JRR Tolkien awoke something inside of me.  His writing, his stories, they created in me the adventurous spirit. But wait a minute.  Did he really, or did that already exist?  Hadn't my mother already been a key factor in that, taking my brother and I off on crazy late night car journeys, spontaneously jumping up to give chase to the sirens of an fire engine, so that we could investigate the goings on, taking me for walks in the woods with the dogs, across the fields, filling my head and my heart with the beauty of the out doors?  In my mother I had a kindred spirit that also sought out excitement and adventure.  Perhaps it is more accurate to say that Tolkien fanned the embers of a fire that was already there, it was already in my heart and in the blood that I inherited.  Those embers smouldered away just waiting for the right moment to leap up and burn bright.  A fire that was born in the very fibre of my being, and a fire that would eventually consume my heart, and become my life.

Dreams do not need to be big, nor do they need to be significant.  In fact, a dream can be anything that you choose it to be.  Let me rephrase that because this is important: you do not choose your dreams, they choose you.  A dream is anything that fires your heart with passion and desire, one that fuels the imagination and lets it run wild and free.  You know it, because when you think of it, you erupt in a spontaneous smile and a joy that flows from your inner being.  One of my own dreams was nothing more than a desire for adventure.  I didn't know where I was going to go, I didn't know when, nor did I know how I was ever going to achieve it.  I held that dream as a young boy, gazing out of the car window as we drove through the mountains of Scotland.  I yearned to lose myself amongst the mountains, to climb their lofty peaks, to travel the passes between them, and to be out in the wild. 

I think this is also a very important point to make.  A dream does not need to be a complete story, whereby you can see all the way through to the end.  A dream can begin with the first step and nothing more.  I decided to go travelling.  That was all I had.  What happened after was beyond my wildest imaginings and in no way, could I ever have imagined it.  However foolish your own dream may seem, it is not.  It is your dream and as such, it is your true calling.  To not begin it, is to deny yourself the purest form of happiness and the ultimate gift that you can ever bestow upon yourself - the love of self.
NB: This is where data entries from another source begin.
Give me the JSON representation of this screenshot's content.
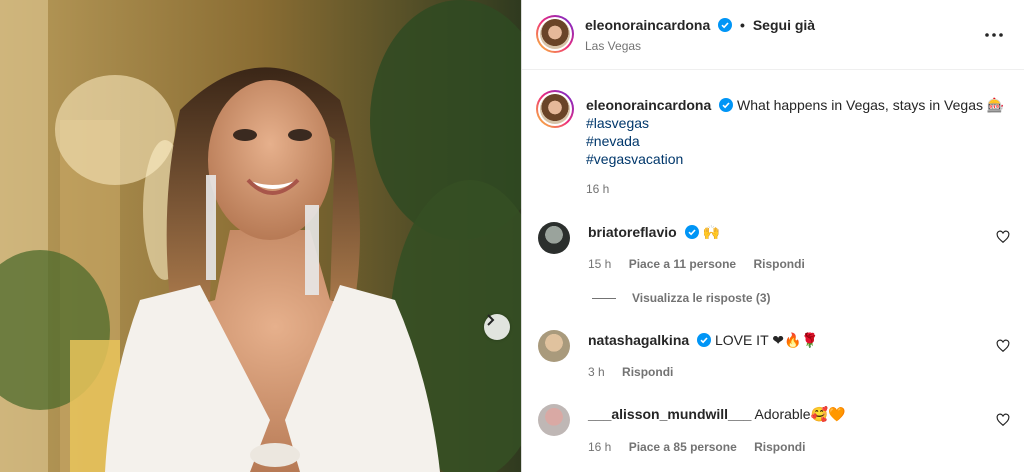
{
  "post": {
    "username": "eleonoraincardona",
    "follow_label": "Segui già",
    "dot": "•",
    "location": "Las Vegas",
    "caption_text": "What happens in Vegas, stays in Vegas 🎰",
    "hashtags": [
      "#lasvegas",
      "#nevada",
      "#vegasvacation"
    ],
    "time": "16 h"
  },
  "comments": [
    {
      "username": "briatoreflavio",
      "text": "🙌",
      "time": "15 h",
      "likes": "Piace a 11 persone",
      "reply": "Rispondi",
      "verified": true
    },
    {
      "username": "natashagalkina",
      "text": "LOVE IT ❤🔥🌹",
      "time": "3 h",
      "reply": "Rispondi",
      "verified": true
    },
    {
      "username": "___alisson_mundwill___",
      "text": "Adorable🥰🧡",
      "time": "16 h",
      "likes": "Piace a 85 persone",
      "reply": "Rispondi",
      "verified": false
    }
  ],
  "view_replies": "Visualizza le risposte (3)",
  "colors": {
    "verified": "#0095f6",
    "hashtag": "#00376b",
    "secondary_text": "#737373"
  },
  "icons": [
    "verified-badge-icon",
    "more-options-icon",
    "heart-icon",
    "chevron-right-icon"
  ]
}
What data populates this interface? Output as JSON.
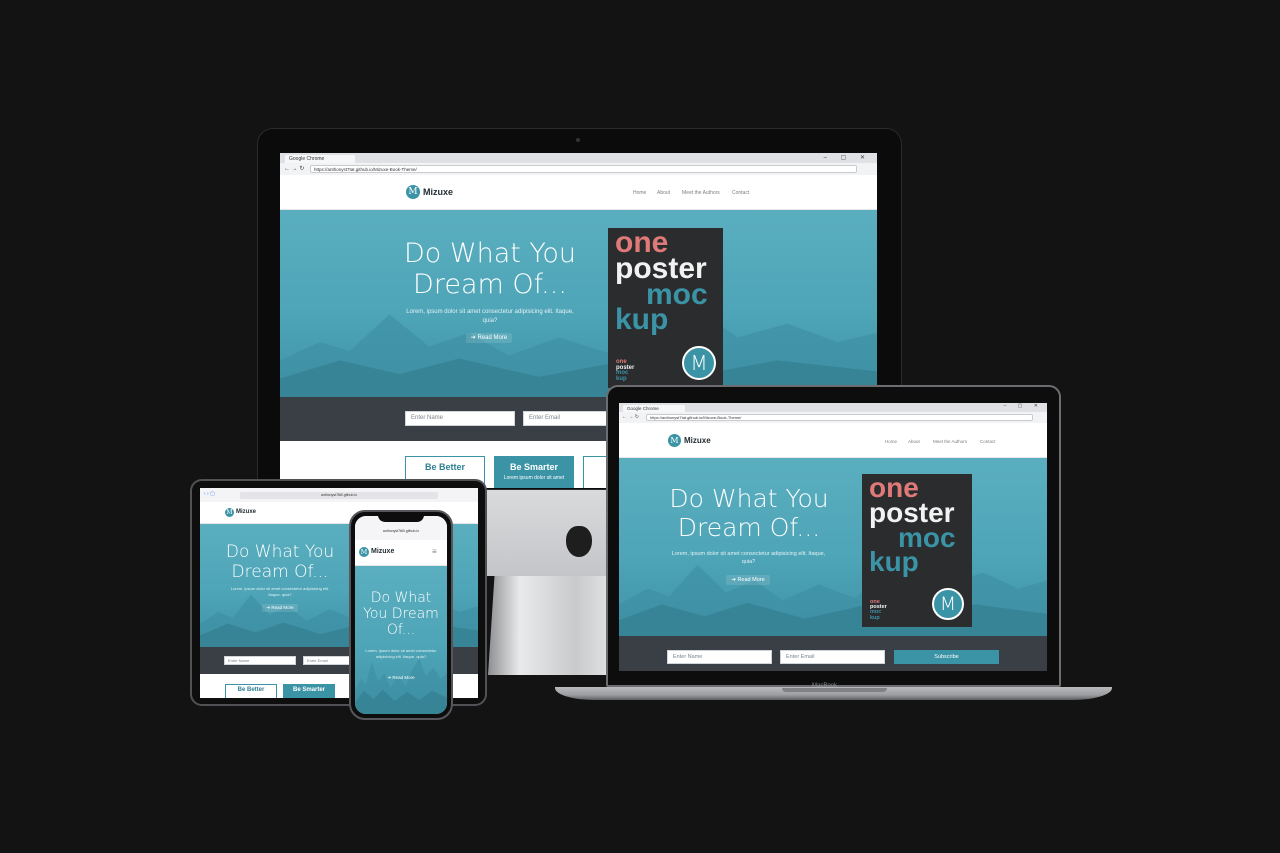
{
  "browser": {
    "tab_title": "Google Chrome",
    "url_imac": "https://anthonyst7tat.github.io/Mizuxe-Book-Theme/",
    "url_macbook": "https://anthonyst7tat.github.io/Mizuxe-Book-Theme/",
    "url_mobile": "anthonyst7t60.github.io"
  },
  "site": {
    "brand": "Mizuxe",
    "logo_letter": "M",
    "nav": [
      "Home",
      "About",
      "Meet the Authors",
      "Contact"
    ],
    "hero_title_line1": "Do What You",
    "hero_title_line2": "Dream Of...",
    "hero_title_phone_1": "Do What",
    "hero_title_phone_2": "You Dream",
    "hero_title_phone_3": "Of...",
    "hero_text": "Lorem, ipsum dolor sit amet consectetur adipisicing elit. Itaque, quia?",
    "read_more": "Read More",
    "name_placeholder": "Enter Name",
    "email_placeholder": "Enter Email",
    "subscribe": "Subscribe",
    "cards": [
      "Be Better",
      "Be Smarter"
    ],
    "card_text": "Lorem ipsum dolor sit amet"
  },
  "poster": {
    "line1": "one",
    "line2": "poster",
    "line3": "moc",
    "line4": "kup",
    "mini1": "one",
    "mini2": "poster",
    "mini3": "moc",
    "mini4": "kup",
    "badge": "M"
  },
  "device_labels": {
    "macbook": "MacBook"
  },
  "colors": {
    "accent": "#3b93a6",
    "hero": "#4ea5b7",
    "form_band": "#3a3f45",
    "poster_bg": "#2b2c2e",
    "poster_red": "#e07a78",
    "background": "#131313"
  }
}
I am still in my dream and I never wish to see it end.  My dream is my life, my life is my dream.  They are one and the same thing.  I could never have foreseen this.  I do not know what will come next, I do not know where life is going to take me.  I try not to plan too far in advance, since I wish to live as much as possible in the present moment.  Life will take care of me, as long as I follow my heart.  That is what I have learned on my own particular journey.  Your heart knows what is best for you, it will never lead you astray, it will never betray you.  I know that if I have the opportunity for a new adventure, then I will take it, I will seek to suck out the marrow of life, to take the road less travelled, and to continue to live as deliberately as possible.  The words carpe diem are tattooed on my left arm for a reason.  I live by them.

It's a funny thing this thinking business.  I just had to stop and let a thought run its course, a thought that produced a big smile on my face, and that originated in my heart.  I realised that my quest for adventure will never end.  What will cease is my quest for travel and for the constant change that I continually put myself through.  At some point, I will have had my fill of that type of adventure and I will seek out a different one.  You see, one of my other dreams is the dream of fatherhood, which is perhaps the biggest adventure of them all.  And that is the one adventure I never want to miss.  The one adventure I must not miss.  The one adventure I will not miss.